Rafael Nadal's comeback match after two months in the tennis wilderness lasted only seven games and 36 minutes in Montreal but the former world No 1 was not complaining.
Baby steps please Nadal
Rafael Nadal's comeback match after two months in the tennis wilderness lasted only seven games and 36 minutes in Montreal but the former world No 1 was not complaining. Instead it was another leading Spaniard, David Ferrer - who once stood at fourth in the world rankings - who walked off court a forlorn and dejected figure after being forced to retire in the second round of the Masters Series event.
A painful knee injury similar to those which have plagued Nadal since his shocking French Open defeat in early June stopped Ferrer in his tracks at 4-3 in the opening set, enabling a grateful Nadal to return to the locker room earlier than anticipated and assess his own fitness levels in advance of his next assignment. "The first movement is tough and it's hard to move well and to feel confident when you are touching the ball," said Nadal. "But that's the normal thing after injury. I must be happy, because I didn't play terrible."
Nadal, 23, who next faces Germany's Philipp Petzschner, is hoping to improve in each of his matches in Canada as he seeks to get back to the level which saw him win three out of four grand slams before his Roland Garros nightmare. "Every game, every match is important to me at the moment," he said. "It's important for me to feel better each time." Nadal, who surrendered his top ranking to Roger Federer after failing to defend his Wimbledon title, is now under pressure from Britain's Andy Murray for second place - and with it the second seeding - going into the US Open.
Although Nadal would like to go far enough in Montreal to ward off the possibility of having to meet Federer in the semi-finals at Flushing Meadows, regaining match fitness is a greater immediate concern. Andy Roddick, a forerunner of Nadal as world No 1, is amazed by the way supporters on both sides of the Atlantic Ocean have warmed to him after his agonising loss to Federer in a marathon Wimbledon final.
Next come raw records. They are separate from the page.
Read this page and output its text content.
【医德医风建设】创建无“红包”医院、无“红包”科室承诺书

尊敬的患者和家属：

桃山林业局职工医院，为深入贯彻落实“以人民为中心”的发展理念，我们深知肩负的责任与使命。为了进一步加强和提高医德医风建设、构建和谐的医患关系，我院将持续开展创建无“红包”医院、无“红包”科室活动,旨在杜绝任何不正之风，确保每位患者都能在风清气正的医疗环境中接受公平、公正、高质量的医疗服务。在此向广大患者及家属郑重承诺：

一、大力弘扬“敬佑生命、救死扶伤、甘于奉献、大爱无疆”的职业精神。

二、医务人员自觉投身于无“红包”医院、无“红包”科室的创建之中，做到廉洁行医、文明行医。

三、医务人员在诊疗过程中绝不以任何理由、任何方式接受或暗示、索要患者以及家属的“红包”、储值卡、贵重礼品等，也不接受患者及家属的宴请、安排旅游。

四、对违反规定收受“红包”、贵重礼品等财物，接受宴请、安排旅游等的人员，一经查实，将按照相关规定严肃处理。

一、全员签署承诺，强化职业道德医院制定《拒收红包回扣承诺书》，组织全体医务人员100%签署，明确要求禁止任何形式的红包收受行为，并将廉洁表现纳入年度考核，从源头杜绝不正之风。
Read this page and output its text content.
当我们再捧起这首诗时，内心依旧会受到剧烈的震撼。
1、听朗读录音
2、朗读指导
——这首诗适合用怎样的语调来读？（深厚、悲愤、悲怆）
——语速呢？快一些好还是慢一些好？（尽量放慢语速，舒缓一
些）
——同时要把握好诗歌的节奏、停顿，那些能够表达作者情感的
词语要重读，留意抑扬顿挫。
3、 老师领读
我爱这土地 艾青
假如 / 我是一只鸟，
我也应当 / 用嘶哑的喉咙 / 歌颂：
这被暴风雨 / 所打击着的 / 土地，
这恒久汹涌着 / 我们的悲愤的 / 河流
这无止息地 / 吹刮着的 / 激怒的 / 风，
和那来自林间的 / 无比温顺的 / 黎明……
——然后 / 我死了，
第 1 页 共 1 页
Roddick said after accounting for Russia's Igor Andreev 6-1, 7-6 (7-3): "During my career I've been portrayed as every type of person - good, bad, ugly, rude, nice. "This is the first time it's been presented in the light of a hardworking, everyday Joe type of tennis player trying to make good." Kim Clijsters is another who has enjoyed that top of the world feeling in her hey day and seeking to return to former glories. The popular Belgian continued her smooth return to the WTA tour by following up her impressive win over Marion Bartoli with a second conquest of a top-20 player in Cincinnati.
This time Patty Schnyder, the experienced Swiss, was second best to the resurgent Clijsters who won 15 of 16 points on her own serve in the first set of a 6-2, 7-5 victory. "She's striking the ball great," said a gracious Schnyder. It was really tough to get the rallies going and to get some advantage in the points." Two Serbians who have succeeded Clijsters at the top of the rankings, Jelena Jankovic and Ana Ivanovic, had contrasting fortunes.
Jankovic had to save two set points before getting the better of Russian wild card Maria Kirilenko 7-5, 6-3, but Ivanovic, who has struggled since the career highlight of last year's French Open triumph was sent packing 7-6 (8-6), 7-5 by Melinda Czink. Jankovic, grateful to come through a bizarre match of 13 service breaks, remarked: "The first match in a new tournament is always difficult for me."